How to Ask It Without Awkwardness
Framing determines whether this question lands as strategic or presumptuous. The transition that works: “You mentioned the main goals are [restate ranked goals from earlier in the call]. Before we talk about scope, I want to make sure I understand the stakes, if we actually hit those, what’s that worth to the business over the next 12 months?”
Three elements make this framing work:
First, you recap the goals before asking. This signals you’ve been listening and positions the question as a natural extension of what they just said, not a pivot to pricing.

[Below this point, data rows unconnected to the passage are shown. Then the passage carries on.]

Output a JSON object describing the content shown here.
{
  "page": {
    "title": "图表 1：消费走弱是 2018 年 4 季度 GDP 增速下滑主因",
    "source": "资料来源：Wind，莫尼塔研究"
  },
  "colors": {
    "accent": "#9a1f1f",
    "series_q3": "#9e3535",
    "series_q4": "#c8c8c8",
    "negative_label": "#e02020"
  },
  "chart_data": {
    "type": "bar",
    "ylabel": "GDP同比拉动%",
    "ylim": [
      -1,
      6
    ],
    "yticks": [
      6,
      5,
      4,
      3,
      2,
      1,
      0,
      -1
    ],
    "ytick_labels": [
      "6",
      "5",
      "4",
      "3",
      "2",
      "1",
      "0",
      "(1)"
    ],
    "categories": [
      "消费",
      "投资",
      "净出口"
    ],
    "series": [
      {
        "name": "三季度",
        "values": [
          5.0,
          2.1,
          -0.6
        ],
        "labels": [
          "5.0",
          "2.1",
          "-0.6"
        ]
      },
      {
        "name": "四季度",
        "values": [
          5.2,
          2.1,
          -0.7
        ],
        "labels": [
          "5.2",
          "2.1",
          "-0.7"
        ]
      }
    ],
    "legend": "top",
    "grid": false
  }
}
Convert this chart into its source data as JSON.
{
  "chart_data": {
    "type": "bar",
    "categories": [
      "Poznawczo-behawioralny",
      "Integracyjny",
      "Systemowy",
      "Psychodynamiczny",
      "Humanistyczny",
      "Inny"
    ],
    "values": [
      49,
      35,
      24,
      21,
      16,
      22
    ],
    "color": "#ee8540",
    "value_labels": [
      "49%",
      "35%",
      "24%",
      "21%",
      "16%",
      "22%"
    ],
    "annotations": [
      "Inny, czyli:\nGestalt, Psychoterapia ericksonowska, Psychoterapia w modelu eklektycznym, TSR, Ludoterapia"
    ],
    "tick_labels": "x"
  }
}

Second, you specify a time window, “over the next 12 months” grounds the estimate in something calculable. “What’s better marketing worth?” is unanswerable. “What would a 15% increase in qualified leads be worth over the next year?” is not.
Third, you say “to the business” rather than “to you.” This keeps it objective and operational rather than personal, which lowers the defensiveness some buyers feel about sharing financial information.
The opportunity sizing question doesn’t just anchor your price, it tells you whether the engagement is worth pursuing at all. A buyer who can’t articulate the value of their own goals either hasn’t thought through the project seriously or is running a price-shopping exercise. Both are useful things to know before spending six hours writing a proposal.
Building the Number Together When the Buyer Doesn’t Have One
“I’m not sure” or “we haven’t really quantified it” is a common first response. Don’t interpret this as a signal to move on. It’s an invitation to do a joint calculation.
Walk them through it step by step. “Let’s rough it out. What does the problem cost you right now, in time, rework, missed revenue, whatever applies?” That usually produces a number. Then: “What would hitting Goal 1 be worth, if the conversion rate went up by X, what does that mean in monthly revenue?”
The arithmetic is usually simple. You’re not building a financial model, you’re anchoring both parties in a shared understanding of the stakes. Even a rough number, “somewhere between $50K and $100K over the year”, is infinitely more useful than no number.
If the buyer genuinely cannot estimate, ask them to calibrate on magnitude: “Are we solving a $10K problem or a $200K problem?” Most buyers can place themselves on that scale even when they can’t give exact figures.
The Number as Proposal Architecture
Once you have the opportunity size number, it performs two functions in your proposal.
Function 1: ROI framing. Your proposal now has a natural headline calculation. “The outcomes we’ve defined in this engagement represent an estimated $80–120K in [revenue impact / cost reduction / efficiency gain] over the next 12 months. Our investment for this engagement is $14,500.” The buyer doesn’t have to do the math, you’ve done it for them.
Function 2: Scope calibration. If the opportunity is $15K and the buyer is thinking about a $12K proposal, you have a scope problem to solve before submitting. Either the scope needs to shrink to leave meaningful ROI on the table, or the opportunity needs to be reframed as larger than they currently see it. The opportunity sizing number gives you the data to have that conversation before it becomes an objection.
When the Number Is Smaller Than Your Price
This is the scenario freelancers worry about, the one where the honest application of the question creates a pricing problem.
It happens. A buyer names an opportunity size of $20K and your proposal is going to be $17K. That’s a 15% ROI on their investment, which is weak. You have two options:
Rescope the engagement to deliver specific outcomes at $7–8K, a leaner version that leaves clear ROI headroom.
Or help the buyer see that their opportunity sizing is incomplete. “You mentioned Goal 1 is worth about $20K in annual revenue impact. But Goal 2, the operational efficiency piece, that wasn’t included in that estimate. What’s the time cost of the current process per week, multiplied out?” Often the real number is two or three times what the buyer initially named, and your full proposal becomes clearly reasonable.
Qualifying Intent With the Size Question
The opportunity sizing question is also an intent qualifier. Buyers who are serious about solving a problem engage with the calculation. They have a rough sense of what the outcome would mean. They’re willing to do the math with you.
Buyers who are running a price-shopping exercise, collecting proposals to justify an internal decision they’ve already made, or not actually empowered to move forward tend to shut down when asked about value. “I don’t know, we just need someone to do the work” is a soft red flag worth noting.
Not a disqualifier on its own, but paired with other signals, it tells you where to put your proposal-writing energy.
Ask the question. Count the awkward pause as a feature, not a bug. The answer you get is the most important number in your discovery call.